Temporal and spatial variations in microclimate influence the larval foraging behaviors and performance of a conifer-feeding sawfly. 2012. Johns, R.C.; Boone, J.; Leggo,J.; Smith, S.; Carleton, D.; Quiring, D.T. Environmental Entomology 41(3): 594–602.

Année : 2012

Disponible au : Centre de foresterie de l'Atlantique

Numéro de catalogue : 33821

Langue : Anglais

Disponibilité au SCF : Commander une copie papier (gratuite)

Résumé

Les insectes herbivores sont souvent exposés à d’importantes fluctuations spatio-temporelles des conditions microclimatiques à l’intérieur de leur plante hôte et recourent à divers comportements comme l’évitement ou l’exposition pour compenser les effets de ces variations ou en tirer profit. Nous avons mené des expériences sur le terrain pour évaluer l’incidence des variations journalières et intra-arbres des conditions microclimatiques sur les comportements (alimentation, repos, dispersion et dissimulation) et la performance associée des larves du dernier stade de la tenthrède à tête jaune de l’épinette (Pikonema alaskensis (Rohwer)) (Hymenoptera: Tenthredinidae) dans le houppier d’épinettes noires de 1,25 à 1,5 m de hauteur (Picea mariana [Miller] Britton, Sterns et Poggenburg).
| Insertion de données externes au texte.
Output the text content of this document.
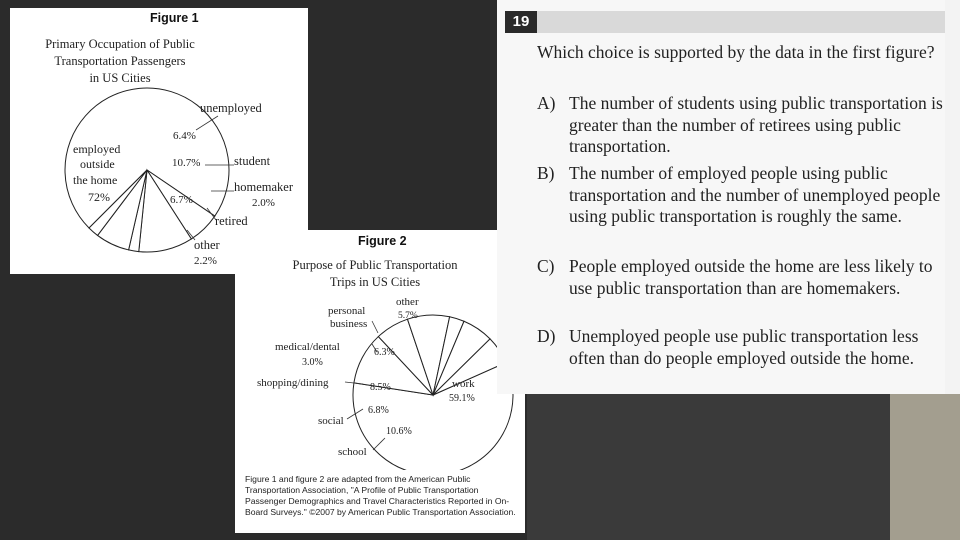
Figure 1
Primary Occupation of Public
Transportation Passengers
in US Cities
employed
outside
the home
72%
unemployed
6.4%
10.7%	student
homemaker
2.0%
6.7%
retired
other
2.2%
Figure 2
Purpose of Public Transportation
Trips in US Cities
other
5.7%
personal
business
6.3%
medical/dental
3.0%
shopping/dining	8.5%
6.8%
social
10.6%
school
work
59.1%
Figure 1 and figure 2 are adapted from the American Public Transportation Association, "A Profile of Public Transportation Passenger Demographics and Travel Characteristics Reported in On-Board Surveys." ©2007 by American Public Transportation Association.
19
Which choice is supported by the data in the first figure?
A) The number of students using public transportation is greater than the number of retirees using public transportation.
B) The number of employed people using public transportation and the number of unemployed people using public transportation is roughly the same.
C) People employed outside the home are less likely to use public transportation than are homemakers.
D) Unemployed people use public transportation less often than do people employed outside the home.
Les larves du dernier stade se nourrissent sur les pousses en développement des jeunes épinettes et sont souvent exposées à des conditions microclimatiques extrêmes dont les effets sur la performance demeurent inconnus. Durant nos expériences, elles se sont alimentées du début de la matinée (8 h) au crépuscule (20 h) et se sont reposées toute la nuit, à part quelques brefs épisodes de dispersion en matinée et en soirée. Aucune différence significative liée au comportement des larves ou aux conditions abiotiques n’a été relevée entre les portions inférieure et supérieure du houppier. La température, l’humidité et l’ensoleillement ont expliqué plus de 90 % de la variation liée à l’alimentation des larves. Le lever et le coucher du jour étaient vraisemblablement les deux principaux signaux agissant sur le comportement diurne. La plupart des larves (94 %) se sont alimentées sur la face inférieure ombragée des pousses. Nos expériences sur le terrain ont montré que ce comportement est une adaptation aux conditions microclimatiques probablement destinée à réduire le stress hygrothermique. Les adaptations comportementales du P. alaskensis aux fluctuations microclimatiques journalières et intra-arbres contribuent probablement à réduire le risque de stress hygrothermique durant la dispersion ou l’alimentation tout en permettant aux larves de s’alimenter sur le feuillage hautement nutritif de la portion supérieure du houppier des jeunes épinettes.